The Limits of Affluence: Welfare in Ontario, 1920-1970

Description

401 pages
Contains Bibliography, Index
$55.00
ISBN 0-8020-0622-1
DDC 361.6'09713

Year

1994

Contributor

Reviewed by L. Richard Lund

L. Richard Lund is a Ph.D. candidate in history at York University.

Review

The Limits of Affluence, like its predecessor No Fault of Their Own, is
one of the best books ever written on the history of the welfare state
in Canada. In recounting the origins and development of unemployment
assistance, mothers’ allowances, means-tested old-age pensions, and
general public assistance in Ontario between 1920 and 1970, Struthers
has filled a large void in the literature on the Canadian welfare state.
More than a narrative account of welfare programs in Ontario, the book
is also a superb in-depth

analysis of the province’s social policy-making process.

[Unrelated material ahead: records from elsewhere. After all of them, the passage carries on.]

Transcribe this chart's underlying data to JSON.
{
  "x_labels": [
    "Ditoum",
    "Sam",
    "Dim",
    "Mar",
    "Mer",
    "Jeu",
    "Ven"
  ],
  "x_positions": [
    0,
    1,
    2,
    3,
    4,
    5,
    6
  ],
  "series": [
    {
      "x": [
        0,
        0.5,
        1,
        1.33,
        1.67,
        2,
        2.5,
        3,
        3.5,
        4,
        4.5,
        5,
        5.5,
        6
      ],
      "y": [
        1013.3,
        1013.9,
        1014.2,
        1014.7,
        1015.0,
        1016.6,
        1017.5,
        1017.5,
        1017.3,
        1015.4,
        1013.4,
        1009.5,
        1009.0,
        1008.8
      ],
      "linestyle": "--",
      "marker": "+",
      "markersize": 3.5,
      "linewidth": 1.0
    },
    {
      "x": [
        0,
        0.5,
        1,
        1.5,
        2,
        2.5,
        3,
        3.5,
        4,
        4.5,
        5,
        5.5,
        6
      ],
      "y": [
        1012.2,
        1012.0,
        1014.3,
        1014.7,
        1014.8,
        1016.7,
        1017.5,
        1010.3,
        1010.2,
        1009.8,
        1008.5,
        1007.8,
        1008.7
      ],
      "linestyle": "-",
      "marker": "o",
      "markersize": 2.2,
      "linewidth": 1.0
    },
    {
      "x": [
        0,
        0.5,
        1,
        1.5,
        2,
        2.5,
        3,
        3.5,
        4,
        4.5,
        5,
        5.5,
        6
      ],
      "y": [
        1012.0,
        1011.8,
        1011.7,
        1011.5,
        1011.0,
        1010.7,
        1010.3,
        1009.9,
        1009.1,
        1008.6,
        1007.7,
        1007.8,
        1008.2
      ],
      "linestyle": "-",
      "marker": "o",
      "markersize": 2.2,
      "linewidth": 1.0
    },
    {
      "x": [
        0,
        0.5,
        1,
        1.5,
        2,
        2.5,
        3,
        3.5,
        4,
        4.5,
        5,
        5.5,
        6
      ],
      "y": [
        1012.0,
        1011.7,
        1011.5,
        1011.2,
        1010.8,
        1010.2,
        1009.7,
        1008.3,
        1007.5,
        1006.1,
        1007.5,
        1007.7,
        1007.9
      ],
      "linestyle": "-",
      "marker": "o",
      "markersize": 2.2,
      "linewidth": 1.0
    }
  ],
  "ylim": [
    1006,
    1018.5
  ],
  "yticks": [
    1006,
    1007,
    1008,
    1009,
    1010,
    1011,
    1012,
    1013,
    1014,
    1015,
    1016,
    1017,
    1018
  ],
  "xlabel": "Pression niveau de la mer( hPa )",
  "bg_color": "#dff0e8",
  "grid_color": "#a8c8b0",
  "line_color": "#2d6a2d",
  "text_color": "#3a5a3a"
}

Wisely, Struthers casts a wide net in his search for factors that may
have influenced Ontario’s welfare policy. He examines key decisions on
a case-by-case basis and, to his credit, does not allow any particular
ideological agenda or theory of welfare-state development to place undue
limitations on his analysis. Among the factors that at one time or
another affected policy decisions were industrialization, urbanization
and changing economic conditions, public opinion, provincial political
culture and party politics, and, of course, the poor themselves.

Periodically, a number of these factors combined to produce a fragile
consensus that favored changes beneficial to welfare recipients. In
general, though, limited incremental reform characterized the history of
welfare in Ontario. By 1970, more people were eligible for assistance,
and aid was much less miserly than in the past, but welfare benefits
still provided recipients with only 60 percent of a poverty-line income.
Inadequate benefits, according to Struthers, reflected the fact that the
philosophical underpinnings of Ontario’s welfare system remained
virtually unchanged between 1920 and 1970; preserving the incentive to
work and keeping costs as low as possible continued to take priority
over meeting the real needs of Ontario’s poor. Hence, despite moments
of promise in the 1960s, the idea of providing an adequate social
minimum for all Ontario residents remained unfulfilled.